A Fylde adventurer is within days of breaking the record for the longest time spent alone on a remote island in the Atlantic Sea.
Thirty-nine-year old Nick Hancock, who grew up in Ansdell and went to King Edward VII and Queen Mary School in St Annes, has just completed 30 days on Rockall to raise money for Help for Heroes.
Nick, a surveyor now living in Edinburgh, is bidding to break the 40-day solo record for staying on the tiny rock, 290 miles off the Scottish coastline.
He had hoped to stay on the island, formed from an extinct volcano, for 60 days, but a force nine gale ruined plans last week, destroying food supplies and damaging his ‘home’, a tiny steel pod.
Nick said: “It was the scariest night of my life.
“The pod was shifted by the gale, despite being held in place by bolts
“The storm came out of nowhere. Both the wind and the waves came from the south, which is really unlucky because the pod’s on the south side.
“It’s only 15m above water — and the waves were up to five metres high. They hit the rock, then the wind took the spray right up to my level.”
Nick tried to break the record for staying on the island last year, but bad weather ruined his plans.
Having lost so much food this time, he will not be able to stay for his target of 60 days – though he still hopes to make it to 45 days and break the world record.

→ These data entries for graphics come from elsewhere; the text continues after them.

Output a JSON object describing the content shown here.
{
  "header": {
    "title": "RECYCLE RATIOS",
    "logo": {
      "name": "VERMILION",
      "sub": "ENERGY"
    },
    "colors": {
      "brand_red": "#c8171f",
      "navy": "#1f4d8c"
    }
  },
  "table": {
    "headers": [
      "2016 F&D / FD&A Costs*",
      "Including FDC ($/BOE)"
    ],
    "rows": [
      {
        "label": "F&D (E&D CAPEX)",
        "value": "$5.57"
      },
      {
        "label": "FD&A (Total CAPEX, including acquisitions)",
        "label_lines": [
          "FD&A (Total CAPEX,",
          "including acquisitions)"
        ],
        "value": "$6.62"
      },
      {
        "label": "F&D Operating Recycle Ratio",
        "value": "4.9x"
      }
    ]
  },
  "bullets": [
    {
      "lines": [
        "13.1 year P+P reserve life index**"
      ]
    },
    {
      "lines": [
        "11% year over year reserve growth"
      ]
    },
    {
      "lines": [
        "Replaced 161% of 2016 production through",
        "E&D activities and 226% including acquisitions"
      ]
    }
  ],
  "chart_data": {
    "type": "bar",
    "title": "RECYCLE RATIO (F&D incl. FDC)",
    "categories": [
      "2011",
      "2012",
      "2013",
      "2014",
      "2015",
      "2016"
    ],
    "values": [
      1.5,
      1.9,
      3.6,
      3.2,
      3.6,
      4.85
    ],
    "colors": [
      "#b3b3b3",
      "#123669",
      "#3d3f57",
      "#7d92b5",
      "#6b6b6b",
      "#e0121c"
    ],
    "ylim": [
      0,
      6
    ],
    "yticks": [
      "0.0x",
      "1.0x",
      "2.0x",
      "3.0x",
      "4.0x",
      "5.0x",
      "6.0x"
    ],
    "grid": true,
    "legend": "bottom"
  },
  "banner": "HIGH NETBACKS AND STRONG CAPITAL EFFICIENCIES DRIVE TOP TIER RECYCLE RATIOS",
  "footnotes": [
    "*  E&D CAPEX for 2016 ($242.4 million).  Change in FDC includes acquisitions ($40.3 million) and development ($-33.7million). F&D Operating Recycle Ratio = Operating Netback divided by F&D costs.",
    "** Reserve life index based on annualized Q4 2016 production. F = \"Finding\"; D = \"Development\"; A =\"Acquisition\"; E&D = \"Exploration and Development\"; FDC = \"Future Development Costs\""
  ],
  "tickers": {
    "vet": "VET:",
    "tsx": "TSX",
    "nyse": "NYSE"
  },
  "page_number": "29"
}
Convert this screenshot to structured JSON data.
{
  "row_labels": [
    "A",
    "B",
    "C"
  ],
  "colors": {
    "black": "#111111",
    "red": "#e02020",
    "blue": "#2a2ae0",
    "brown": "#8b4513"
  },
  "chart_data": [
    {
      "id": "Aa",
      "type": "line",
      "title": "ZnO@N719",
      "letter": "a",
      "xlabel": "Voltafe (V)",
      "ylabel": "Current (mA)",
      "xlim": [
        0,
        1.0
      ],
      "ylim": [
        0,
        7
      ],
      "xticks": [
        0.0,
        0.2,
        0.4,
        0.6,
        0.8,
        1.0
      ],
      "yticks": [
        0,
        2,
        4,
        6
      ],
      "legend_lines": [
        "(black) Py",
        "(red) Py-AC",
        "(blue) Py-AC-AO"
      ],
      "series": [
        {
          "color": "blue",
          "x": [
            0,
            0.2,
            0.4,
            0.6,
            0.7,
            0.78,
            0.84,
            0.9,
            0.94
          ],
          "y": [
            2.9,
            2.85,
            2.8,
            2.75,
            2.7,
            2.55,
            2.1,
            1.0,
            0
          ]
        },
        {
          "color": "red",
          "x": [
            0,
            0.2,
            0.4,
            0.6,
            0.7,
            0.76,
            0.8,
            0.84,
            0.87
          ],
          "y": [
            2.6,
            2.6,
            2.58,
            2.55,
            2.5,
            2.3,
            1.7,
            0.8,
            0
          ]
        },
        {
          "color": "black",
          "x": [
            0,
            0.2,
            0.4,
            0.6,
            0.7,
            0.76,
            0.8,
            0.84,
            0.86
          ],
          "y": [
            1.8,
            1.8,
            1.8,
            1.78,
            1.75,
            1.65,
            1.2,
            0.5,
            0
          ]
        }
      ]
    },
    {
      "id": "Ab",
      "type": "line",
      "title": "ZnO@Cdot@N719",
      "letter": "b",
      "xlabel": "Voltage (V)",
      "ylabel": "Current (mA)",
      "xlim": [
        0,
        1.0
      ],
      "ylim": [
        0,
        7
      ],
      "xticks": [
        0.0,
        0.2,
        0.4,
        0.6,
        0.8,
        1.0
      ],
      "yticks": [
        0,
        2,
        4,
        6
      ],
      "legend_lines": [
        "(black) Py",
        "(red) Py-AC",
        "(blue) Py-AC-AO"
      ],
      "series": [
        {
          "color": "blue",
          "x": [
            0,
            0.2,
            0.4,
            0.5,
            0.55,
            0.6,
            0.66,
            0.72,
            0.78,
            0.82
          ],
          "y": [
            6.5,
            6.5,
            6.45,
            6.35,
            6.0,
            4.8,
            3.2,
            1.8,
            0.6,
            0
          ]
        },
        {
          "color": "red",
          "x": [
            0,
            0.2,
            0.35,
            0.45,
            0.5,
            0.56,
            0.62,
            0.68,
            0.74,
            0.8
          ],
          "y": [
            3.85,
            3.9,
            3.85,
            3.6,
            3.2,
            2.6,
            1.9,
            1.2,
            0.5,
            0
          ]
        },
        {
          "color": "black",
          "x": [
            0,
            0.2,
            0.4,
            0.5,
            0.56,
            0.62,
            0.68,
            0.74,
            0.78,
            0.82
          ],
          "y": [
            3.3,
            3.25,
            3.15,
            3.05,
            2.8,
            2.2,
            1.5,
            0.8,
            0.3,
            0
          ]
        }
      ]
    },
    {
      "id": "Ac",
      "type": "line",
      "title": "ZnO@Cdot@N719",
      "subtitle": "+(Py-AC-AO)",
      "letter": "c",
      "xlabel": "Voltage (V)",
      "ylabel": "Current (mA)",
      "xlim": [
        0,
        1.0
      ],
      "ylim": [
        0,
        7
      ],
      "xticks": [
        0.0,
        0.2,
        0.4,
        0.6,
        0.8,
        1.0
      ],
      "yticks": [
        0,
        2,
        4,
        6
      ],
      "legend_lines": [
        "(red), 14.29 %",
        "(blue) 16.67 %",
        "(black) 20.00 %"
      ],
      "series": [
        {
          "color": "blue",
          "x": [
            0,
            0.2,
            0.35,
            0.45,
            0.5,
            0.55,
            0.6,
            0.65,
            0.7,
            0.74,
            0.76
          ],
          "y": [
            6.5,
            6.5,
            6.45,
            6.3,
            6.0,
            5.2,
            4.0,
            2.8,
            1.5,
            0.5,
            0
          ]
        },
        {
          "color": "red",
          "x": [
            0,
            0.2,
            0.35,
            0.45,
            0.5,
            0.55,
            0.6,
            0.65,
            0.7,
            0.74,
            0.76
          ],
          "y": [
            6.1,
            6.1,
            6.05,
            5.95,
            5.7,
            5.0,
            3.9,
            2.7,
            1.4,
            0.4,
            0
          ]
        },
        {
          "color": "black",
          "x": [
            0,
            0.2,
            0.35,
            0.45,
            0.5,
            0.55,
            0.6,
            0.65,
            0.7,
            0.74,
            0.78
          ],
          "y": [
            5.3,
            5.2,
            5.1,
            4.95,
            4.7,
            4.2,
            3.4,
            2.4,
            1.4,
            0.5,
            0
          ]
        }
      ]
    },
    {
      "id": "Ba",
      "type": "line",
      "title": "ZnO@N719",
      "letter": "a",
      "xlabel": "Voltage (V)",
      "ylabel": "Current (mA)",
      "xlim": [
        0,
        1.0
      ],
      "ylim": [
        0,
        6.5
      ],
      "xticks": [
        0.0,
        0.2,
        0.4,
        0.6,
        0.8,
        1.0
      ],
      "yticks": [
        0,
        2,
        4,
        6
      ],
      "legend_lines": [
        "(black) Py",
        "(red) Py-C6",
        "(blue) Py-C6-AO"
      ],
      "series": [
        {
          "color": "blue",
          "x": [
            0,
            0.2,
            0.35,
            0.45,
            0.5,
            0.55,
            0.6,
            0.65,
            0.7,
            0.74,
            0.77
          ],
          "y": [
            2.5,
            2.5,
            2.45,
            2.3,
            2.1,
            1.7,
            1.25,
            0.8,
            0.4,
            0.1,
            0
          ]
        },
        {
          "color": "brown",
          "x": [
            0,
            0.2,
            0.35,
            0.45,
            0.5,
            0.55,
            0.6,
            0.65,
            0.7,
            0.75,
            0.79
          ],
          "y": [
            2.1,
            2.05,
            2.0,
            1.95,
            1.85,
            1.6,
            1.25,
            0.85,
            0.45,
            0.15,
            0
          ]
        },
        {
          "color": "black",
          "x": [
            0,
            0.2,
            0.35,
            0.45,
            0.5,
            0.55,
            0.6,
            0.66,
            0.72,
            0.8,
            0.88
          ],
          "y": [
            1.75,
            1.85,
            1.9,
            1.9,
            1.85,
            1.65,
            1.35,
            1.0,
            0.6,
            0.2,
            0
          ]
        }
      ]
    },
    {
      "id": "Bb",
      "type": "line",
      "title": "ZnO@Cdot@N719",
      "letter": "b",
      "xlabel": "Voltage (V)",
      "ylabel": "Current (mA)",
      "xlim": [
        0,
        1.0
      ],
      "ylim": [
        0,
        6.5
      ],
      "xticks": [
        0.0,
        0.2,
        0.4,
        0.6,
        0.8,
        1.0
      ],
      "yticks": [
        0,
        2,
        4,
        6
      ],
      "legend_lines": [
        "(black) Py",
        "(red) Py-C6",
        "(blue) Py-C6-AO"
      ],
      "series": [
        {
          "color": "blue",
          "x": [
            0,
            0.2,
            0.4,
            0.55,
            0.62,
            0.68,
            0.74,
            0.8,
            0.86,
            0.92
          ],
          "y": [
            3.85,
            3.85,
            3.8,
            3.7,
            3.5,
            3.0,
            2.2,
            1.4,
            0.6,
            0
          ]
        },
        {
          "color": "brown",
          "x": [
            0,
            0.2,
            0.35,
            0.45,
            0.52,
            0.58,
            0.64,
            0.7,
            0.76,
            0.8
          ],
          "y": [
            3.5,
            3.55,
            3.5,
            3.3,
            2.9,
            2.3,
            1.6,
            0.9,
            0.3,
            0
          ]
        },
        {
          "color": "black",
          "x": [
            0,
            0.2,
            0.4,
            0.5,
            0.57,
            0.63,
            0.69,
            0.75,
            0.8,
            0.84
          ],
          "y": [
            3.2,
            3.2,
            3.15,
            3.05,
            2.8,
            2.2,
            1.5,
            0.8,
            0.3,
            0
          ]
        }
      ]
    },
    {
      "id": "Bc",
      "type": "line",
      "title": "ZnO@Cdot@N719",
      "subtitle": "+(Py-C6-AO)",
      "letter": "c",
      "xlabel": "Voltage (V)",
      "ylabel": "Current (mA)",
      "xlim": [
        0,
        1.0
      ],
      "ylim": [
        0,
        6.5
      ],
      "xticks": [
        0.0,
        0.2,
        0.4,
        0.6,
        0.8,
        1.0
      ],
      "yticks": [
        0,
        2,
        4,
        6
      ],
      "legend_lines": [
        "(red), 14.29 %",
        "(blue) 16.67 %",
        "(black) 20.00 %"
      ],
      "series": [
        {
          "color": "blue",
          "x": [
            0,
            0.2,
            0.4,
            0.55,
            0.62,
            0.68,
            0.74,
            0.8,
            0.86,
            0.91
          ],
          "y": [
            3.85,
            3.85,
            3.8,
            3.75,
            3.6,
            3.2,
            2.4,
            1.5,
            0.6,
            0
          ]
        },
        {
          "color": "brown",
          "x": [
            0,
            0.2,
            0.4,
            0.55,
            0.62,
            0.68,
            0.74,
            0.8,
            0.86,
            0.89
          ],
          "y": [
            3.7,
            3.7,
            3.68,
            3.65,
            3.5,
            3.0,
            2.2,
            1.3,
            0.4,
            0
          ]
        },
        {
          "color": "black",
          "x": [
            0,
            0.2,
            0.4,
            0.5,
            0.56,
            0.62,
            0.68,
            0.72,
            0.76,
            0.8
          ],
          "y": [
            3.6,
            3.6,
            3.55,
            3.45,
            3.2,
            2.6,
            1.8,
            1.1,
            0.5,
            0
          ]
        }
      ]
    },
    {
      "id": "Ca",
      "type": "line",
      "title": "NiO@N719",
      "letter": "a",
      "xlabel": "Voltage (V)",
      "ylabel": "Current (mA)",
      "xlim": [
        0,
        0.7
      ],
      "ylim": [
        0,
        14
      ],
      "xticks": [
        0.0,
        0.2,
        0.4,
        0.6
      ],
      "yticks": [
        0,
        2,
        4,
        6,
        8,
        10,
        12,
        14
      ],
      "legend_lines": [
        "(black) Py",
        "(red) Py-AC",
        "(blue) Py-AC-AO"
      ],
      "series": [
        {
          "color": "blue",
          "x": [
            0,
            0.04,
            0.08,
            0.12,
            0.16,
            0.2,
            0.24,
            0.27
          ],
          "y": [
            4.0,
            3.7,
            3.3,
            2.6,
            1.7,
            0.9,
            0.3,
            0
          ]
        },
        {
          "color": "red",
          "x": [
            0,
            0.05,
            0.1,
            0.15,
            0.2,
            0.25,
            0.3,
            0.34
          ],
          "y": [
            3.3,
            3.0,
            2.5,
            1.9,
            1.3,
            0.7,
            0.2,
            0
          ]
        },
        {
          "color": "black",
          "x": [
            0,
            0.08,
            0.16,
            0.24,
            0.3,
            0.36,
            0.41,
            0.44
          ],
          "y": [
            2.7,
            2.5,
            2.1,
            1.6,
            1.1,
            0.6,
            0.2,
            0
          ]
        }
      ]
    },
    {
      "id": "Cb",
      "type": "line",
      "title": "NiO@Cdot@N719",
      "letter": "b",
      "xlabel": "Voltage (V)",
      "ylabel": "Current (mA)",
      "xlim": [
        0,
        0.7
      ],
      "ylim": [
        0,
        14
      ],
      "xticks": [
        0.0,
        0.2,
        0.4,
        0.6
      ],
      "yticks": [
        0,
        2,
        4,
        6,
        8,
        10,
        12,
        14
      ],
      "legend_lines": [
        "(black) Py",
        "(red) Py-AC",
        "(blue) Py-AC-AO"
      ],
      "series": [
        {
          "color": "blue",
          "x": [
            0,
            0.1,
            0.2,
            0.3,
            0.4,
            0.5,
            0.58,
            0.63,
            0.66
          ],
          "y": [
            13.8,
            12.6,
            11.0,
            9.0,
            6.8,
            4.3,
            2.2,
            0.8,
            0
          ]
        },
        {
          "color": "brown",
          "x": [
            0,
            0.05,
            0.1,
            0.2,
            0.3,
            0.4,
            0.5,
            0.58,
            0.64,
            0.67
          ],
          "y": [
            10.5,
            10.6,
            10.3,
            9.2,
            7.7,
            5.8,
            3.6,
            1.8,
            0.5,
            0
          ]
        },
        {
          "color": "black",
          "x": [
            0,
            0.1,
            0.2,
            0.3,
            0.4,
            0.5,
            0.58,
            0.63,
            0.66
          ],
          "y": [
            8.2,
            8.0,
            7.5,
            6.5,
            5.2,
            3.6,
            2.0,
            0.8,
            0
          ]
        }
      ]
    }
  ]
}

He added: “I’ve got plenty of water, and if I really eke out the food I should make it.
“I’ve already alerted my team to ask them to pick me up early. And, if they can’t land their boat, the coastguard will collect me by helicopter.”
Nick is hoping to break the 40 day solo record of former SAS soldier Tom McClean, who lived in a wooden shelter in 1985. In 1997, three Greenpeace members set the group record of 42 days.